Adapted from Katie Januszewicz's Grand Rounds lecture August 30th, 2017
Inflammation of the pancreas can be limited to mild inflammation to severe necrosis of the pancreas and surrounding tissue. Most cases (80%) involve only mild inflammation, however severe pancreatitis can lead to a 30% mortality rate. Most cases are secondary to gallstones or alcohol, but up to 5% of ERCP patients present with post-procedure pancreatitis. Additionally, many medications (120) can cause pancreatitis. In severe cases this can lead to inflammatory responses in nearby tissue and even systemically.
Pancreatitis occurs secondary to an unclear mechanism involving trypsin, a protease that is typically converted from pancreatic trypsinogen in the duodenum. When trypsin is activated in the pancreatic acinar cells, this continues unregulated leading to activation of other digestive enzymes and auto-digestion of the pancreas.
Diagnosis is based on at least two of three criteria;
ALT elevation > 150 U/L within the first 48 hours of symptoms has a 85% positive predictive value of gallstone pancreatitis.
Reserve CT imaging for cases of diagnostic uncertainty, severe pancreatitis, especially if high suspicion of complications (pseudocyst, necrosis). Abdominal ultrasound can be helpful in confirming cases of gallstone pancreatitis, but is not the gold standard for pancreatitis imaging.

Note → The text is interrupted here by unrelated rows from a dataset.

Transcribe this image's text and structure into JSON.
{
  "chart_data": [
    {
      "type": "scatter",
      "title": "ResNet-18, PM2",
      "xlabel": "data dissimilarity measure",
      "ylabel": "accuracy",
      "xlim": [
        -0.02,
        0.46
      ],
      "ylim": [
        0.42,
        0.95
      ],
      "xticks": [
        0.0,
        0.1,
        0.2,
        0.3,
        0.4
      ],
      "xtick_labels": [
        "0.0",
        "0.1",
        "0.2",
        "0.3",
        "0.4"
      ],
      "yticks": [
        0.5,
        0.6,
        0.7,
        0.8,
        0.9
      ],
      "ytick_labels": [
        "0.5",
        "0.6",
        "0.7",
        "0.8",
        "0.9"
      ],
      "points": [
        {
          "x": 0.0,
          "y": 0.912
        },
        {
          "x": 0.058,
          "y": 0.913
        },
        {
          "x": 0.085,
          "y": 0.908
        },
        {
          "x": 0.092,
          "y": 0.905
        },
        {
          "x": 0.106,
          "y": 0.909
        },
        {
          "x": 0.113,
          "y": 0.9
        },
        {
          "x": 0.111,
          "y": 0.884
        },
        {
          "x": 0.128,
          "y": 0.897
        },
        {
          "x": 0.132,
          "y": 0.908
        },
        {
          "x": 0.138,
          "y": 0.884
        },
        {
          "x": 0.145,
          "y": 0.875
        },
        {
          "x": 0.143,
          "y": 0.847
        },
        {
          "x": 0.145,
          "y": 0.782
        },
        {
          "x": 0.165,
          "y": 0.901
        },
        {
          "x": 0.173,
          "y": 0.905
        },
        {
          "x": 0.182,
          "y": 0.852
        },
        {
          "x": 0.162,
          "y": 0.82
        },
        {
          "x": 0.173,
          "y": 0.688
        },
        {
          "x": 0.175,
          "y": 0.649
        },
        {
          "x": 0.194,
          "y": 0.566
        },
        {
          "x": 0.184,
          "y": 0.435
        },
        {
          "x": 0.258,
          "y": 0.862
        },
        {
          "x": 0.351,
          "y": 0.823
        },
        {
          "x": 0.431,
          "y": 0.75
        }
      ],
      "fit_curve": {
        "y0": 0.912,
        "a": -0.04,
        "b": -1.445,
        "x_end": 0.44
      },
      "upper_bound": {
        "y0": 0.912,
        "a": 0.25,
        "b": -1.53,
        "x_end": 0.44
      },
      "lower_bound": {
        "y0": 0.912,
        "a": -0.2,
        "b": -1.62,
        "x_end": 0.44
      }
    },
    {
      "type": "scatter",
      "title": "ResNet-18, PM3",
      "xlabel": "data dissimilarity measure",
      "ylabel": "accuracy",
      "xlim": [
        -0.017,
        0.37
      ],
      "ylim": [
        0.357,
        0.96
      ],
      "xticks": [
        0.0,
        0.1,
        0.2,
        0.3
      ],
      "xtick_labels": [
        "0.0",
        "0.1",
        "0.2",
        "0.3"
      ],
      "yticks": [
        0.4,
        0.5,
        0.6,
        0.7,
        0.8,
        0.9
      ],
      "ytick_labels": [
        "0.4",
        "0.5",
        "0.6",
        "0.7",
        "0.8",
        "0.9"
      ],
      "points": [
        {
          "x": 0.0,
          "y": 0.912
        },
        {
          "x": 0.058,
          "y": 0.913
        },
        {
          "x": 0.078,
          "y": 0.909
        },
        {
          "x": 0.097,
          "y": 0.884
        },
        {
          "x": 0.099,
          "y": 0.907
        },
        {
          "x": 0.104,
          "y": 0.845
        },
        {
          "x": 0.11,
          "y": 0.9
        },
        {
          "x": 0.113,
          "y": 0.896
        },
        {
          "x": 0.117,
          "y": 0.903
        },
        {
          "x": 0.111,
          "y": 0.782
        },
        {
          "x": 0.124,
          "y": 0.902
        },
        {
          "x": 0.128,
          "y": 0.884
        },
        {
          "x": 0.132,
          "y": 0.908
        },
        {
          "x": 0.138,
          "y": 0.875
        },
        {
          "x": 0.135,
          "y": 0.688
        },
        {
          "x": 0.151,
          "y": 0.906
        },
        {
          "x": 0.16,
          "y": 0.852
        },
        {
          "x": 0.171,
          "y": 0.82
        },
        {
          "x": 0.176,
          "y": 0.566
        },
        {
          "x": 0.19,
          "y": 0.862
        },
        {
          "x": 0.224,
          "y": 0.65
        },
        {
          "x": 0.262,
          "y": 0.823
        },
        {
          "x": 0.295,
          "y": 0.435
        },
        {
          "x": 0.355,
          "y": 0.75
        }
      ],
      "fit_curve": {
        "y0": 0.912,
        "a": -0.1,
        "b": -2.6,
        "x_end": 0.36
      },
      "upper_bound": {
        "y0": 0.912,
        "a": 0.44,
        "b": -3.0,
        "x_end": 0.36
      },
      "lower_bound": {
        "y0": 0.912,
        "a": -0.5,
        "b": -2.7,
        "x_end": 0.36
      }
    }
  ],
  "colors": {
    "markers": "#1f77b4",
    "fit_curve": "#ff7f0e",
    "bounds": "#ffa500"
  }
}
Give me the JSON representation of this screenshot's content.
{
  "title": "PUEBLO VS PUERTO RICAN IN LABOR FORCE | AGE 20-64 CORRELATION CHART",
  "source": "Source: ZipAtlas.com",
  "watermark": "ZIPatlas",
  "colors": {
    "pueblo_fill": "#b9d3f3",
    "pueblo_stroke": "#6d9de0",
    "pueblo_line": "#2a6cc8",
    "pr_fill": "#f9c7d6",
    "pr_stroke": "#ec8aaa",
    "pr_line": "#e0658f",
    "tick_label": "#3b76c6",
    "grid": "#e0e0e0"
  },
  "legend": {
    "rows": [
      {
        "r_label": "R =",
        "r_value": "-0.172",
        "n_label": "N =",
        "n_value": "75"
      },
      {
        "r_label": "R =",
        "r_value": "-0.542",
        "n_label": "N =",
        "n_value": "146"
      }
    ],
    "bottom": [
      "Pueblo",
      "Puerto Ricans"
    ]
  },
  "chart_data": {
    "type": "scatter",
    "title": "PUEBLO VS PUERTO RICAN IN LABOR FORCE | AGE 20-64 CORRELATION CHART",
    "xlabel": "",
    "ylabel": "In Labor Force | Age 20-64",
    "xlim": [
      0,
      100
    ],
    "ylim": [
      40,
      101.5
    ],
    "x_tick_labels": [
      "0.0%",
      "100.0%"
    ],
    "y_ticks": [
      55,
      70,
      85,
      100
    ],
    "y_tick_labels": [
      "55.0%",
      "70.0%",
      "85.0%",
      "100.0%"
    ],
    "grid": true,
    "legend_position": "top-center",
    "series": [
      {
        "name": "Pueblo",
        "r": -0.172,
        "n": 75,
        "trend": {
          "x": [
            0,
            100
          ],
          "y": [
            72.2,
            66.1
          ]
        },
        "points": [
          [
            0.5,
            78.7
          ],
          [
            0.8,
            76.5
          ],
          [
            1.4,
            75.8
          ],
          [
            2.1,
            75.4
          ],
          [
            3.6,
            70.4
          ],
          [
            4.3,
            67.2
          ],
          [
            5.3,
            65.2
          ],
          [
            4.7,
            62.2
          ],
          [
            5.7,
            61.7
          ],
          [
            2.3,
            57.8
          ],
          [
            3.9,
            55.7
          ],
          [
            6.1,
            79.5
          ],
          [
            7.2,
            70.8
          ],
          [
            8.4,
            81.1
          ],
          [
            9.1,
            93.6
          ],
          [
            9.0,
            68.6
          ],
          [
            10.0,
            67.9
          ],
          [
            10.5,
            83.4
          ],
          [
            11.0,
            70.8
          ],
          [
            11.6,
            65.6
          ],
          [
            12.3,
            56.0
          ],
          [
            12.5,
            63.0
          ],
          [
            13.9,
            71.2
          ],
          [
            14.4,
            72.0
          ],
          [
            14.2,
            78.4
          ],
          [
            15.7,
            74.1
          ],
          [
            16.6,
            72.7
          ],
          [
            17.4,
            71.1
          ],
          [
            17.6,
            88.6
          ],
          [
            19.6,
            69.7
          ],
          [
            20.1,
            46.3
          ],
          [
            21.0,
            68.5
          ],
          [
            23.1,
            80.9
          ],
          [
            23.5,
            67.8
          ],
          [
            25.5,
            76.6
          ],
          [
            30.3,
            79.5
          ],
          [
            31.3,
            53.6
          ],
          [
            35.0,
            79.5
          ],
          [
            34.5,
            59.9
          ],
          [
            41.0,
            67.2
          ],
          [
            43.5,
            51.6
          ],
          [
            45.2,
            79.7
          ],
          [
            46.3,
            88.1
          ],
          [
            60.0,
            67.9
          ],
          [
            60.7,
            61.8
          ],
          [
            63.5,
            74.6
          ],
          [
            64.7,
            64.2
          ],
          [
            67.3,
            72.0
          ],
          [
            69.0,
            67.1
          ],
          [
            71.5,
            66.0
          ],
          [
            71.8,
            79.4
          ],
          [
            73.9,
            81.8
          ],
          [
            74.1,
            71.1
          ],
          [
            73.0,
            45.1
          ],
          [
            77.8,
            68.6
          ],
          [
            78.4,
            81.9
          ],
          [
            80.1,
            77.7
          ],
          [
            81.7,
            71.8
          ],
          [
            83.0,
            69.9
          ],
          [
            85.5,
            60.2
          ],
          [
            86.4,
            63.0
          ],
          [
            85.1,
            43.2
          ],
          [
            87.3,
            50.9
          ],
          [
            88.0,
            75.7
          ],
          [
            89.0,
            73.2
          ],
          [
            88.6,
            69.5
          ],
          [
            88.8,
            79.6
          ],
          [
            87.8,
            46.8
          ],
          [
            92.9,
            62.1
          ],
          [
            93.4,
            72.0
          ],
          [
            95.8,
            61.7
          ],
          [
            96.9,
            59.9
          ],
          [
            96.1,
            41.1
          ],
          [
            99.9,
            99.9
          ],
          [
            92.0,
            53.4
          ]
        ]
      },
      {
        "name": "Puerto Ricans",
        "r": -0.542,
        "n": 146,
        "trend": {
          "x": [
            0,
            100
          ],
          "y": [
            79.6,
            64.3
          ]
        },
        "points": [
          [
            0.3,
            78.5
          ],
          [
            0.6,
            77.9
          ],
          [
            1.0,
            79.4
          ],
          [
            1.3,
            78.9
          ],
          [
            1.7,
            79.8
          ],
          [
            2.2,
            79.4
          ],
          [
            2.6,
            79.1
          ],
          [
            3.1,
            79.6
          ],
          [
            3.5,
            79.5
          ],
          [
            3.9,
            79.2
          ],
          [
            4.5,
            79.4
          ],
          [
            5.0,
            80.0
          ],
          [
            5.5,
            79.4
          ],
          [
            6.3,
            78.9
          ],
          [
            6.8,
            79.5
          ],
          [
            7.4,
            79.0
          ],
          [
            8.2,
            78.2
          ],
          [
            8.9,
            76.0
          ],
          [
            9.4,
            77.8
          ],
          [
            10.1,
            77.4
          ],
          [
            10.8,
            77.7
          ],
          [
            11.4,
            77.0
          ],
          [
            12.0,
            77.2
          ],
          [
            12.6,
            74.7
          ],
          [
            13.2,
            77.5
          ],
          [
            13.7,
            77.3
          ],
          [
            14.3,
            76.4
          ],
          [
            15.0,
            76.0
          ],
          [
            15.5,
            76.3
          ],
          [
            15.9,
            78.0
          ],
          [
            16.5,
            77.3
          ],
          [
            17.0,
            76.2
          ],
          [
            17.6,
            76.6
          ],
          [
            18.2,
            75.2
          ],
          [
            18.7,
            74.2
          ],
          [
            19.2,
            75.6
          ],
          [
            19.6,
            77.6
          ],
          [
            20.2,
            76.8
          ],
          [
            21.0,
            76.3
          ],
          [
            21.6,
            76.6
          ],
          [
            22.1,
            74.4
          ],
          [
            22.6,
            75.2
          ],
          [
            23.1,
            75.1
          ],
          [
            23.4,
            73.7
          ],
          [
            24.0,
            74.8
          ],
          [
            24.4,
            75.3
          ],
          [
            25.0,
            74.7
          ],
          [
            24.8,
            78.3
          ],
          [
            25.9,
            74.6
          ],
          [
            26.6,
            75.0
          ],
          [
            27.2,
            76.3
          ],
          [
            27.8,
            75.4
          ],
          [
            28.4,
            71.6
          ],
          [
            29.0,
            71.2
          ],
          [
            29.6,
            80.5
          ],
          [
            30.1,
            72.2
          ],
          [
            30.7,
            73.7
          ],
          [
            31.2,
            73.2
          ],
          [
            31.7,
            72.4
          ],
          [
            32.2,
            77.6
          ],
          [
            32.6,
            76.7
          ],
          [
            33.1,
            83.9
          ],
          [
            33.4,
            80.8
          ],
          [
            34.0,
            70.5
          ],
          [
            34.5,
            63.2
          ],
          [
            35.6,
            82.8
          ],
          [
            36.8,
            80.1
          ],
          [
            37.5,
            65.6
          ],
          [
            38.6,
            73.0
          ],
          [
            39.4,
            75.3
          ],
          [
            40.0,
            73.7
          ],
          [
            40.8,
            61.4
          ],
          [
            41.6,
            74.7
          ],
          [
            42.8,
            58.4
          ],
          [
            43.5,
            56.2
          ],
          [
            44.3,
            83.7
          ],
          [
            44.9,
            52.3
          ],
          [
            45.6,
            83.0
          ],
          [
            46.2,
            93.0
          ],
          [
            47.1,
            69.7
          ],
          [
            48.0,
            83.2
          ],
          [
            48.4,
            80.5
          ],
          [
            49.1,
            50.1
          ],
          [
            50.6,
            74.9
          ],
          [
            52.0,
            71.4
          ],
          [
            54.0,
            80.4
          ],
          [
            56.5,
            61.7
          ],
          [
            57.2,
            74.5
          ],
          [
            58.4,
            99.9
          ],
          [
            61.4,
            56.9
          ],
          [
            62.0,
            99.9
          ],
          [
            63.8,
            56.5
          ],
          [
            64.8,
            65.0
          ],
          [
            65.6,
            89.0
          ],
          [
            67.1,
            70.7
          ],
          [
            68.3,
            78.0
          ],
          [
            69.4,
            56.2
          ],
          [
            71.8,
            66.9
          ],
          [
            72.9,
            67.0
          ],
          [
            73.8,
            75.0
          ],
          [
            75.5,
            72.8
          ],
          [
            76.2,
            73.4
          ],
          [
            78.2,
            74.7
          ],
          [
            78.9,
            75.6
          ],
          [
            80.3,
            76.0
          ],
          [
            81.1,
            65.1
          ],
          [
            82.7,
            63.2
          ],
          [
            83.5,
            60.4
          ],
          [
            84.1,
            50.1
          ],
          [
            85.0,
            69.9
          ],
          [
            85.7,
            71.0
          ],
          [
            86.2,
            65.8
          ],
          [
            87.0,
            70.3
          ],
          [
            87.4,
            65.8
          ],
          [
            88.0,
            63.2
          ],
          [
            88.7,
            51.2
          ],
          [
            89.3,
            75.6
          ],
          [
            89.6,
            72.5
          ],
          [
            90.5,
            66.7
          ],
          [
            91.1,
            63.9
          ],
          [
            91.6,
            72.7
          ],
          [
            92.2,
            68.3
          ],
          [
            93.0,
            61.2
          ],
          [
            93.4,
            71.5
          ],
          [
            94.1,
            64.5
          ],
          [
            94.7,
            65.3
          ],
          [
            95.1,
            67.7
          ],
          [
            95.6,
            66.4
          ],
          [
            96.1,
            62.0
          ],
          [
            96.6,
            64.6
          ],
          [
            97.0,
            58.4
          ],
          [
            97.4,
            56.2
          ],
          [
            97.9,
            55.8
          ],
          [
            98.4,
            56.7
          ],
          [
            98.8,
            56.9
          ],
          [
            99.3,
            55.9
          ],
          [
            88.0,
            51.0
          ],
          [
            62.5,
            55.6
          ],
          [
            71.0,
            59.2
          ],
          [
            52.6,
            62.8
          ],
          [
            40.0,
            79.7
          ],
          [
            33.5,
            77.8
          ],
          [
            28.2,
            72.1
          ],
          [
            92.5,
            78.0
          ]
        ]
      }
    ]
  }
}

There is no evidence that early CT improves clinical outcomes.
Management & Disposition
Mainstay of management is supportive care (analgesia, antiemetics, maintenance IV fluids). Diet should be NPO, unless the case is mild and the patient can tolerate PO. Prophylactic antibiotics are not recommended. Scoring systems can be helpful to determine mild to severe cases of pancreatitis. In the ED, it is easiest to obtain a BISAP score for mortality risk (as compared to a Ranson score which is becoming outdated). Disposition ranges from discharge (mild case, tolerating PO) to ICU admissions (hemodynamically unstable, severe pancreatitis, signs of end organ damage). The rest can be admitted to the floor and may require surgical consults (if planning cholecystectomy, etc.) or GI consults (for ERCP).